Member Highlight—April 2015

  • Antonia Abbey, PhD (aabbey@wayne.edu)
    • Professor, Department of Psychology, Wayne State University

What is the focus of your injury research and what are you currently working on?

I am broadly interested in understanding the causes of men’s sexual aggression against women, with an emphasis on how alcohol interacts with personality, attitudes, and past experience to increase some men’s likelihood of being sexually aggressive.  I go back and forth in my research between surveys and experiments.  With surveys, we can ask people about their experiences of sexual aggression and we find high rates reported in college and community samples. In experimental research, we can randomly assign participants to drink alcoholic or nonalcoholic beverages under controlled conditions and determine how intoxication affects their responses to various sexual scenarios.  Each method has complementary strengths and limitations, so when the findings converge, we have much more confidence in them.  Currently, I’m developing a virtual reality simulation that can be used in experimental studies.   

Click here to view Dr. Abbey’s WSU profile.

Why are you most interested in this area of research?

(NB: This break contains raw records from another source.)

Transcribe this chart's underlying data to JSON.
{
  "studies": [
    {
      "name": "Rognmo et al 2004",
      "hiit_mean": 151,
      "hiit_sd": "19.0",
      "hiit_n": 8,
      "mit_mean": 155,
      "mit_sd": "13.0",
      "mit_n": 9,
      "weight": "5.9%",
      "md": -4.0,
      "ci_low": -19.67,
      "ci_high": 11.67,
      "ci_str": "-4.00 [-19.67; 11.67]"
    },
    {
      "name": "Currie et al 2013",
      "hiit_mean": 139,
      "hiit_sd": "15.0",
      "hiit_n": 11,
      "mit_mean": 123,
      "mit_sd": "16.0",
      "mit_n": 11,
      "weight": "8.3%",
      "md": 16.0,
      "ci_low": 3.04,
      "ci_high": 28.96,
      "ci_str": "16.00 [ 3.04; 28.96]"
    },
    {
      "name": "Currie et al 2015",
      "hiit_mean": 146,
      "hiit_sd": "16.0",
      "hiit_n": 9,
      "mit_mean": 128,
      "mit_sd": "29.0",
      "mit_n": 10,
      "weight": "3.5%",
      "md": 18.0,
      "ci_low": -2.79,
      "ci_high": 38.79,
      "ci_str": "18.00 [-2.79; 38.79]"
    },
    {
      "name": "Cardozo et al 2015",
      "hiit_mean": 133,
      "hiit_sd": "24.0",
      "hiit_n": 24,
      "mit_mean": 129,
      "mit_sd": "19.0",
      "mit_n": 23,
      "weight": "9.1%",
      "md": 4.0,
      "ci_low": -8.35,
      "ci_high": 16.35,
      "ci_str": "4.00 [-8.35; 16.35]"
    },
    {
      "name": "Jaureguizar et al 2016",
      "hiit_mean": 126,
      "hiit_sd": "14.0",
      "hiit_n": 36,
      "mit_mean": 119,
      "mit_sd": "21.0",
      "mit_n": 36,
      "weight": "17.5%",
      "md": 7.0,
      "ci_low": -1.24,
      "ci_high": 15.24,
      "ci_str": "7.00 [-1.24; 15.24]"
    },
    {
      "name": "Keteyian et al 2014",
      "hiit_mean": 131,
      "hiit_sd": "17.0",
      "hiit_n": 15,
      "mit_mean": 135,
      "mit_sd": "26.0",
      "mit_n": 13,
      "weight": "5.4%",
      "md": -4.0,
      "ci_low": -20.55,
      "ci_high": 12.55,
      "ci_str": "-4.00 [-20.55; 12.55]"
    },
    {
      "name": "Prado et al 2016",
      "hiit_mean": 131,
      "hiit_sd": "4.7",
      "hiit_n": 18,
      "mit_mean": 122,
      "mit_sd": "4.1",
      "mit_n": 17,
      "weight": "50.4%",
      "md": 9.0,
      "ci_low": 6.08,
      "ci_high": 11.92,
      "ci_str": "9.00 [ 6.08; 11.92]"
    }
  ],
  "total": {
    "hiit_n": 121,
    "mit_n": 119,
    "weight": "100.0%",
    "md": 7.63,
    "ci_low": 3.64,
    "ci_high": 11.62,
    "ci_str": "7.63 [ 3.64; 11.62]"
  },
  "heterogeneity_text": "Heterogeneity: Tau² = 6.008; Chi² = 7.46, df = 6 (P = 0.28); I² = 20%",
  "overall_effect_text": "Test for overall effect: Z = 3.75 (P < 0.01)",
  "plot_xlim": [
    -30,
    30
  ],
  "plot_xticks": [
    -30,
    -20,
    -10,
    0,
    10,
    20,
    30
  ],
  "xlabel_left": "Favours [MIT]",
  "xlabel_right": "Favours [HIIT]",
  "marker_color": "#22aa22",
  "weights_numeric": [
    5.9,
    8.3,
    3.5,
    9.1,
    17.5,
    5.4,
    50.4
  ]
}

My training is in social psychology and I’ve always been fascinated by the interplay between the individual and the social environment. Most people are not aware of how much their behavior is influenced by subtle environmental and social cues. The current focus on bystander intervention in sexual assault prevention highlights this phenomenon. If enough people speak up when they see sexual harassment (on campus, at parties, at work, etc.), then social norms and behavior are likely to begin to change. 

What are the practical implications for your research?

Several recent studies by my research team and others demonstrate that there are different trajectories of perpetration over time: some men start in adolescence and continue in young adulthood, some start in adolescence and stop, while some don’t start until young adulthood. Determining the risk and protective factors associated with these different patterns has practical implications for developing prevention and treatment programs. We need more of these studies, but they suggest that hostile attitudes toward women, peer norms that encourage sexual objectification of women, alcohol expectancies, heavy drinking, and casual sexual attitudes and behaviors are potential targets for interventions.